В конце апреля в цирке, самом вместительном здании Киева, собрался “Хлеборобский Конгресс”. Съехалось на него что-то около шести с половиной тысяч кулаков со всей Украины. В столицу они направлялись с твердым намерением покончить с Радой, которая постоянно угрожала им то социализацией, то национализацией земли. На конгрессе выбрали нового главу государства – гетмана. Им стал Петр Скоропадский, до революции служивший в свите Николая II. Это был более чем состоятельный помещик, в прошлом командир аристократического гвардейского полка. И тут же, еще до окончания Конгресса, отряды “гетьманцев” заняли все правительственные здания и учреждения. Захват заключался в том, что деятелей Рады попросту выгнали на улицу, не применив к ним никаких репрессий. Раду свергли без видимого участия немцев, но с их молчаливого согласия.

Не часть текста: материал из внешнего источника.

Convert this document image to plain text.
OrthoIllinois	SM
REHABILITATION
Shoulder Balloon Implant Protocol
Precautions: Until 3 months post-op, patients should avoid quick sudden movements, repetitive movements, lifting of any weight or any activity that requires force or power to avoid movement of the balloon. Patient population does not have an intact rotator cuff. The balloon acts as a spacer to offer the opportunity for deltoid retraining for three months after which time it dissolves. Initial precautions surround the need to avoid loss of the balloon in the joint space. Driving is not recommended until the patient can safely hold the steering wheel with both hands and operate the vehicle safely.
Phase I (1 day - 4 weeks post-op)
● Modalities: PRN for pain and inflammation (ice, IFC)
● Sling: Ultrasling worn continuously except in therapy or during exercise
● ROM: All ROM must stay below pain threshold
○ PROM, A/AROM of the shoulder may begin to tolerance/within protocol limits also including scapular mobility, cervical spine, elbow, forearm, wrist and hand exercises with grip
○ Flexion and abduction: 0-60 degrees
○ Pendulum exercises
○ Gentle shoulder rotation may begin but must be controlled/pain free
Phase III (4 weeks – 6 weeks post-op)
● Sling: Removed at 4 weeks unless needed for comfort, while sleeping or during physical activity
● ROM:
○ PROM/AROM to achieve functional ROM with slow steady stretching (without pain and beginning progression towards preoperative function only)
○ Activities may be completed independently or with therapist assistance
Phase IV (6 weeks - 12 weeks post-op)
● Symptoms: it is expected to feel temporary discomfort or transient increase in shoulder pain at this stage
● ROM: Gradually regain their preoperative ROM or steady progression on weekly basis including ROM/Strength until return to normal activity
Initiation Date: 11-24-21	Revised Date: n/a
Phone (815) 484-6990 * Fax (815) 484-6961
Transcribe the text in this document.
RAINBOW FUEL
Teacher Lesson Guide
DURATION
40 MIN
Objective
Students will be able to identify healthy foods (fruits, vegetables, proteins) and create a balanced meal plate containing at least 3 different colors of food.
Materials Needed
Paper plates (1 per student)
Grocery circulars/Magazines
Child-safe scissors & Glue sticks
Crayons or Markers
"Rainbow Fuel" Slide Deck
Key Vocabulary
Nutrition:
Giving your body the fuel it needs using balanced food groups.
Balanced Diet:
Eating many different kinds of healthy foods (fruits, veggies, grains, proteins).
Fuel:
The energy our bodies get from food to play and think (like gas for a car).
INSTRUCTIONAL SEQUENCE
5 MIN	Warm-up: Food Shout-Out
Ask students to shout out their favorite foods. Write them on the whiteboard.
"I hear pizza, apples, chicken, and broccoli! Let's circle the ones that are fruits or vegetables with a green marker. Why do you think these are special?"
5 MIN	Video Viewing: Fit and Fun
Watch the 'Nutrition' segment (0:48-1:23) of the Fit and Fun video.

Скоропадский обладал примерно такой же легитимностью, что и Рада, но значительная часть населения, по крайней мере киевлян, отнеслась к нему лояльнее. Причина была в том, что в административных делах он быстро навел порядок. После хаоса предыдущего года это казалось каким-то невиданным достижением. Улицы стала патрулировать полиция-варта, стрелять перестали; на рынках появились хлеб и мясо.
И тут в Киев из Петрограда и Москвы хлынул поток недовольных большевиками. Там уже разогнали Учредительное собрание, и стало предельно ясно, что имущим гражданам от Советов ничего хорошего ждать не приходится. С фронта в город прибывали офицеры. Кто-то возвращался домой, кто-то, уехав из России царской, не желал возвращаться в Россию советскую, и оседал здесь, в Киеве.
«Город жил странною, неестественной жизнью… Бежали седоватые банкиры со своими женами, бежали талантливые дельцы, оставившие доверенных помощников в Москве, которым было поручено не терять связи с тем новым миром, который нарождался в Московском царстве, домовладельцы, покинувшие дома верным тайным приказчикам, промышленники, купцы, адвокаты, общественные деятели. Бежали журналисты, московские и петербургские, продажные, алчные, трусливые. Кокотки. Честные дамы из аристократических фамилий. Их нежные дочери, петербургские бледные развратницы с накрашенными карминовыми губами. Бежали секретари директоров департаментов, юные пассивные педерасты. Бежали князья и алтынники, поэты и ростовщики, жандармы и актрисы императорских театров. Вся эта масса, просачиваясь в щель, держала свой путь на Город… В квартирах спали на диванах и стульях. Обедали огромными обществами за столами в богатых квартирах. Открылись бесчисленные съестные лавки-паштетные, торговавшие до глубокой ночи, кафе, где подавали кофе и где можно было купить женщину, новые театры миниатюр, на подмостках которых кривлялись и смешили народ все наиболее известные актеры, слетевшиеся из двух столиц, открылся знаменитый театр "Лиловый негр" и величественный, до белого утра гремящий тарелками, клуб "Прах" (поэты – режиссеры – артисты – художники) на Николаевской улице. Тотчас же вышли новые газеты, и лучшие перья в России начали писать в них фельетоны и в этих фельетонах поносить большевиков. Извозчики целыми днями таскали седоков из ресторана в ресторан, и по ночам в кабаре играла струнная музыка, и в табачном дыму светились неземной красотой лица белых, истощенных, закокаиненных проституток»[3].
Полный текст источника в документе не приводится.